The Book of Comfort
30:1 to 31:40
595 BC during the eleven-year reign of Zedekiah
The messages leading up to this section are extremely negative. But the Book of Comfort is totally different from everything before it and after it. Jeremiah responded to the call of YHVH with a fresh scroll that records words of good news. Now comes a very positive message. These verses are a light in the midst of darkness.

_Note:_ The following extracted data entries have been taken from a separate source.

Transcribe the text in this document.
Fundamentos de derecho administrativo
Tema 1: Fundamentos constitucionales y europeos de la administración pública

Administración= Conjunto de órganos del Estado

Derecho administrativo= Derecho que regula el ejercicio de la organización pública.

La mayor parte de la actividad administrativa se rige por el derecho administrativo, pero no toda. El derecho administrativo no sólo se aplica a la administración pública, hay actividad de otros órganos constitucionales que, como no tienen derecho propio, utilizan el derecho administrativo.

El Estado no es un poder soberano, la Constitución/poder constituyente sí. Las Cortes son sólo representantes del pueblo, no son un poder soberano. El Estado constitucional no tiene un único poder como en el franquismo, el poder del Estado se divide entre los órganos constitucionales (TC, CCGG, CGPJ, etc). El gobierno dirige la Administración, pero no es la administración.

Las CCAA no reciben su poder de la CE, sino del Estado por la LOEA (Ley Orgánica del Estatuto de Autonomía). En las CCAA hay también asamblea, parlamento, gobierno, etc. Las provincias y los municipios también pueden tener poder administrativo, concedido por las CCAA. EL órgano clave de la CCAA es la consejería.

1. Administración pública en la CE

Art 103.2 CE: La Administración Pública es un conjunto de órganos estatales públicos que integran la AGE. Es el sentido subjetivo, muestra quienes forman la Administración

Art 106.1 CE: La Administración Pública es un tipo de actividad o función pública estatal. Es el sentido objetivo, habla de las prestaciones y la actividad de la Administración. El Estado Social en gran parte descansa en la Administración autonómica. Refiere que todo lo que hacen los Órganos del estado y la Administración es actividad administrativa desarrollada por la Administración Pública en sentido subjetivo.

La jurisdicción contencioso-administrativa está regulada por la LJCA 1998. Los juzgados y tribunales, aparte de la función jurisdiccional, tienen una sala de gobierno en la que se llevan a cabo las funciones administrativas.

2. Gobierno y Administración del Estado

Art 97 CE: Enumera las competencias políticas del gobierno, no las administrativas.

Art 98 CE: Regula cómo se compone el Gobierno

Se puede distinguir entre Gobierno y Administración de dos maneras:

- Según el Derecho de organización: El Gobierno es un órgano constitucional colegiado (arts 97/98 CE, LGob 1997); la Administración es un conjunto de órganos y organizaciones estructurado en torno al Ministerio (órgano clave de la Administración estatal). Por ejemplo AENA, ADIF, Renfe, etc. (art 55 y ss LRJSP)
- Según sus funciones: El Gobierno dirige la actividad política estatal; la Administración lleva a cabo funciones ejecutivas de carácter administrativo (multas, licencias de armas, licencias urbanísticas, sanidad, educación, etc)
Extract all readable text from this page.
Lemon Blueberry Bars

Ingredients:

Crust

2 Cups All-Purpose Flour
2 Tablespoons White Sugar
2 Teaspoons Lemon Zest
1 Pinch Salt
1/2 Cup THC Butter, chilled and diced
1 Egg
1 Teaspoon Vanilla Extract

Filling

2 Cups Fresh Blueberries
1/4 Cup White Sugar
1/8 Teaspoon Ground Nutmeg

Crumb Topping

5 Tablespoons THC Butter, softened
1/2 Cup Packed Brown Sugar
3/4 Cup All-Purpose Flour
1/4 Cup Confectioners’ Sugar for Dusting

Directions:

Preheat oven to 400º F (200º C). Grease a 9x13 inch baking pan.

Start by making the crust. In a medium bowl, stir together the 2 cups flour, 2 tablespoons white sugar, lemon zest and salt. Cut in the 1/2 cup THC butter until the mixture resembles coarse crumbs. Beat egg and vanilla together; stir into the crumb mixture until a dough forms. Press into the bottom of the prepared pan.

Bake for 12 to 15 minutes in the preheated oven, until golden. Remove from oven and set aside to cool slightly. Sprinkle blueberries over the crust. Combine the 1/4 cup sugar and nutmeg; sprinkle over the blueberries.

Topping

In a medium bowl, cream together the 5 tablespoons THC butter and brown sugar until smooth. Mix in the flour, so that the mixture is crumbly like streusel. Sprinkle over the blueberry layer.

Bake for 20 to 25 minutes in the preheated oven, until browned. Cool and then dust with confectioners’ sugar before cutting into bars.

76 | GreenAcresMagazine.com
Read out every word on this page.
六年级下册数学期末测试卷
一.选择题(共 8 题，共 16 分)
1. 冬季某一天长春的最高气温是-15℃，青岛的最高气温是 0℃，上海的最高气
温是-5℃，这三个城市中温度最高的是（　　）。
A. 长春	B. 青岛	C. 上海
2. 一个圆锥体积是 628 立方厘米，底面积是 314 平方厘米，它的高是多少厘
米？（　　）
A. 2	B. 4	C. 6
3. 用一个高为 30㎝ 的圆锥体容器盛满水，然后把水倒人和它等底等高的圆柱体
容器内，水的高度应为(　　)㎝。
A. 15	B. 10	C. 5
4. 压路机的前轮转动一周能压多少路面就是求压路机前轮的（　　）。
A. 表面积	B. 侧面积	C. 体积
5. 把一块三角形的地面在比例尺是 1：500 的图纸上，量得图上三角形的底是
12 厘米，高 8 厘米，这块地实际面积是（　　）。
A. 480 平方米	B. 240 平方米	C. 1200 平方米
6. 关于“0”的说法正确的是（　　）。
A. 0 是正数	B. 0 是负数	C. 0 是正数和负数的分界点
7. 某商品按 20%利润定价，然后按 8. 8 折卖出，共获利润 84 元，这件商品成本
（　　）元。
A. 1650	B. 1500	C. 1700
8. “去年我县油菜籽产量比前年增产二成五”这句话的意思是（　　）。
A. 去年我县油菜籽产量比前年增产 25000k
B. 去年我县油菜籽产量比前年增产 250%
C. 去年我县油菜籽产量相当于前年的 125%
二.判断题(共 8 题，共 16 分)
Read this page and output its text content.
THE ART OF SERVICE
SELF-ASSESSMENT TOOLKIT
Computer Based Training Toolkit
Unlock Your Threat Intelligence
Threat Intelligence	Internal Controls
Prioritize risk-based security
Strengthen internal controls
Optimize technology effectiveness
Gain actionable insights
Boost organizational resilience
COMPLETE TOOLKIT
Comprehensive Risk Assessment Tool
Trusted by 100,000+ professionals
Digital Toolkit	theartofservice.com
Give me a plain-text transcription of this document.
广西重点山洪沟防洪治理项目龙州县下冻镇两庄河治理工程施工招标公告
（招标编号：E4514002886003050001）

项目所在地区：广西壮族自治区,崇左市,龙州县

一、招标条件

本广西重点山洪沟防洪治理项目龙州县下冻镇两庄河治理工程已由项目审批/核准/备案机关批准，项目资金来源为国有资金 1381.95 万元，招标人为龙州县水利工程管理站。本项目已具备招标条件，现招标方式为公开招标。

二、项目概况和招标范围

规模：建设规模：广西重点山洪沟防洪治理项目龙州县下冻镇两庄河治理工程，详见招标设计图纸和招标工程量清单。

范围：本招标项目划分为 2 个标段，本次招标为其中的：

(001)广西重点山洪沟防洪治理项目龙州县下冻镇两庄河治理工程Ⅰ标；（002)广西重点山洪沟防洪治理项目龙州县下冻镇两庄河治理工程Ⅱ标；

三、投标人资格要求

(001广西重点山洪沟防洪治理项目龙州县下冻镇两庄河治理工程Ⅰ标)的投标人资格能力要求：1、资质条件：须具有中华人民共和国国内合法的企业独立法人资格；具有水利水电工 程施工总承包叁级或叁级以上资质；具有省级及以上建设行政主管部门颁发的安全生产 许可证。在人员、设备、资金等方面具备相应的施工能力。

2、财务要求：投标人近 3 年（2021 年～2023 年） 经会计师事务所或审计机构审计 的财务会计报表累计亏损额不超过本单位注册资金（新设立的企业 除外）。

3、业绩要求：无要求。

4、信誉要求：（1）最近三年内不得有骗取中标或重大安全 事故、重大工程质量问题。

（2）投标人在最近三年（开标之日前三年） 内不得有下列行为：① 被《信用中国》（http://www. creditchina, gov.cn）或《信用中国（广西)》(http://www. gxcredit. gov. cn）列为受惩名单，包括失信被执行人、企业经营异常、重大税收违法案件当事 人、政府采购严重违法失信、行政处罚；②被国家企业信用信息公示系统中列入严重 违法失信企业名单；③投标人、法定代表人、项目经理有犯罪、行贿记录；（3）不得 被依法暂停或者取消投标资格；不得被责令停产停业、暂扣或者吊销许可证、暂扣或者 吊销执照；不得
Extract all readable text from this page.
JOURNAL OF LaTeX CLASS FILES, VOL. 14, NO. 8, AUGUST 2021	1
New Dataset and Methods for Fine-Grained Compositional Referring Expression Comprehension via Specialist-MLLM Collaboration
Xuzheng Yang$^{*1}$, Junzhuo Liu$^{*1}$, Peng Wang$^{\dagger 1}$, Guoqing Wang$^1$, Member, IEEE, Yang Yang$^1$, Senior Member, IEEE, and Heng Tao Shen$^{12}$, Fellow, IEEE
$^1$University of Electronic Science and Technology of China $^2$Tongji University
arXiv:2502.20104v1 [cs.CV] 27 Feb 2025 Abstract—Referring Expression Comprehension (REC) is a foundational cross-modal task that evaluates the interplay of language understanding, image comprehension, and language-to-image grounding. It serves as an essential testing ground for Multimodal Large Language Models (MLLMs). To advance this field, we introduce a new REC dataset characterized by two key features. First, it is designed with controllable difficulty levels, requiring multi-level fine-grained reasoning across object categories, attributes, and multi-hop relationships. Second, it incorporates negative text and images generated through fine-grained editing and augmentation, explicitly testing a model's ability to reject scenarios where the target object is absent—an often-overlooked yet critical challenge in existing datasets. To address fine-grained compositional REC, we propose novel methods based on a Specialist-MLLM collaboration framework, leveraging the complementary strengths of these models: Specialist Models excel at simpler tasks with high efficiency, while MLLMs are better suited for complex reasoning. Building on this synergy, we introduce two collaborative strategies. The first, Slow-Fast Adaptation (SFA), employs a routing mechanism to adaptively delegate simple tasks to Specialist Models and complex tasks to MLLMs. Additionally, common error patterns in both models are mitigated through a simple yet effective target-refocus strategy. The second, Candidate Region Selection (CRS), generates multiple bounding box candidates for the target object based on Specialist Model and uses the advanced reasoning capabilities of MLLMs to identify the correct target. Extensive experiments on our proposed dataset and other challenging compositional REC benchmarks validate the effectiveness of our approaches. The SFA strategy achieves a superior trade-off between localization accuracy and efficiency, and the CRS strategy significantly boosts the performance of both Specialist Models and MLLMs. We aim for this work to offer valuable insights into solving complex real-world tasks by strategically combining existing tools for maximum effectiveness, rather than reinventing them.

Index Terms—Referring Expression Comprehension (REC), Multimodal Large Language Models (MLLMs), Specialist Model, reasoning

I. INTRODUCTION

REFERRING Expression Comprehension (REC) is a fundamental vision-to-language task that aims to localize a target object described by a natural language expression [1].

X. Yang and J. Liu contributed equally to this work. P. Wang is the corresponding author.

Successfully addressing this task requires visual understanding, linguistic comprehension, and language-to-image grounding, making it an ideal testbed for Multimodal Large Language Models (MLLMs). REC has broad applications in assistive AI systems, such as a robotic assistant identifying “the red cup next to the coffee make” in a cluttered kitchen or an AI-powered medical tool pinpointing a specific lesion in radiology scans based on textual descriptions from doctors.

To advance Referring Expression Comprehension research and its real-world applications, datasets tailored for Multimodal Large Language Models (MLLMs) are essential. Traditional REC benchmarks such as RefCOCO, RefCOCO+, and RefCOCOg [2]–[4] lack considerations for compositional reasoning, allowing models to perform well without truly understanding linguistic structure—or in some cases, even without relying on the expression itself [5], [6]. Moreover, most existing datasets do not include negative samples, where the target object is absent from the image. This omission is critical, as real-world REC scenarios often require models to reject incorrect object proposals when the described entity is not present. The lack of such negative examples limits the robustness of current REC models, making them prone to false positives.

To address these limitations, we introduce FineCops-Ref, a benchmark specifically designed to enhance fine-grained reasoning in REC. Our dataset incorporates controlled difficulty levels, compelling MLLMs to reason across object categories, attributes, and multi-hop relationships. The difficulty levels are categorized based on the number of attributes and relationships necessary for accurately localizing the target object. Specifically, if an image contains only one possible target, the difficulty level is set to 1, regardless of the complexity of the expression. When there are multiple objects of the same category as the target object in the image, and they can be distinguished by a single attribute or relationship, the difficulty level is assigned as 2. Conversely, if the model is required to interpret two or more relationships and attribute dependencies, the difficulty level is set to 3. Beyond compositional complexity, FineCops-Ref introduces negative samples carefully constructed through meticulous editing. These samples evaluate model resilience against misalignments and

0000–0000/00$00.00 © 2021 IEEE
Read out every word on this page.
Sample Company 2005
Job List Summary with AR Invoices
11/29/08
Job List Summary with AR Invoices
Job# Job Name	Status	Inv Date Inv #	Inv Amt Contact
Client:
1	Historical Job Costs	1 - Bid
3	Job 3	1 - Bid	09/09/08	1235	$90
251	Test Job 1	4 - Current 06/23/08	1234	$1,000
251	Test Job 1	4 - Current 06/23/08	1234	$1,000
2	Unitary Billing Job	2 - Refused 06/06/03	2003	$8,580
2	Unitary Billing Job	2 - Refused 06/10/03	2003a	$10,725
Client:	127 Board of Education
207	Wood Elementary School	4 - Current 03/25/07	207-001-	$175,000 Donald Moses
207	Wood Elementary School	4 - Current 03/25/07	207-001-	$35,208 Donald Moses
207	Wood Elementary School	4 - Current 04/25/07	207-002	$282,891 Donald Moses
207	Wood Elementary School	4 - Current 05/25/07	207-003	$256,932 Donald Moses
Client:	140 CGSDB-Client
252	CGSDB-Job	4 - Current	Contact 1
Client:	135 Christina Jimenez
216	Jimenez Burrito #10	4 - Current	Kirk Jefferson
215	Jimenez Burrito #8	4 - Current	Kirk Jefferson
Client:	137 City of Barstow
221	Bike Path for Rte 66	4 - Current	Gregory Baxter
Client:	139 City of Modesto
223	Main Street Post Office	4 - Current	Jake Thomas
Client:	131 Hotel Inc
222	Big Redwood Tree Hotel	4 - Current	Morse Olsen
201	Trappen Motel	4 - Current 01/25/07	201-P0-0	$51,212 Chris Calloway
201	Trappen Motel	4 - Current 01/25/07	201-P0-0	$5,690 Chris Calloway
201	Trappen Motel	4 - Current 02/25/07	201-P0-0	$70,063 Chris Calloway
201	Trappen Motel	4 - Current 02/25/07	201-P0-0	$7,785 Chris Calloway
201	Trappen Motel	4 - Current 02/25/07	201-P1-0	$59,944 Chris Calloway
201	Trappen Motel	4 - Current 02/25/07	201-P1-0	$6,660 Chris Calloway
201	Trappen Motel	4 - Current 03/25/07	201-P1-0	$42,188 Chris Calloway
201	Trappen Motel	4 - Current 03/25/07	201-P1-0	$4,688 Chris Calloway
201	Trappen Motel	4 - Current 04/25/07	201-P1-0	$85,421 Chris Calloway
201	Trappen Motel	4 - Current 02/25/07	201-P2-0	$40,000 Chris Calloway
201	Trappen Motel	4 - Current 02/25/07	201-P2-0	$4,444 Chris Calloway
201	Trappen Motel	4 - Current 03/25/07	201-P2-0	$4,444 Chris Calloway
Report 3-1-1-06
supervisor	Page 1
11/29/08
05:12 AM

As we read through these chapters we find evidence of a layer of earlier poems that the prophet had addressed to the now long-dead northern kingdom of Yisra’el. Notice, for example, in 31:5, the reference to Samaria, the capital of the northern Kingdom, and the repeated reference to Ephraim, the chief northern tribe, in 31:6, 9, 18 and 20. At the time the poems were delivered, King Josiah hoped to bring about a reunion with the people in the northern territory, whom the Assyrian were loosening their grip on. The priest from Anathoth proclaimed words that both appealed for repentance and promised return from exile as previously seen in 3:12-14.
Now YHVH’s prophet sees that the old words addressed to the north have a new meaning: the people of Y’hudah must submit to Nebuchadnezzar, but someday, they, too, can be called upon to return (shuwb) to the Land. Consequently, God’s messenger takes the old words directed to the northern Kingdom and interweaves them with fresh words to give them relevance to the southern Kingdom.264 Words that would sustain her even during her time in exile.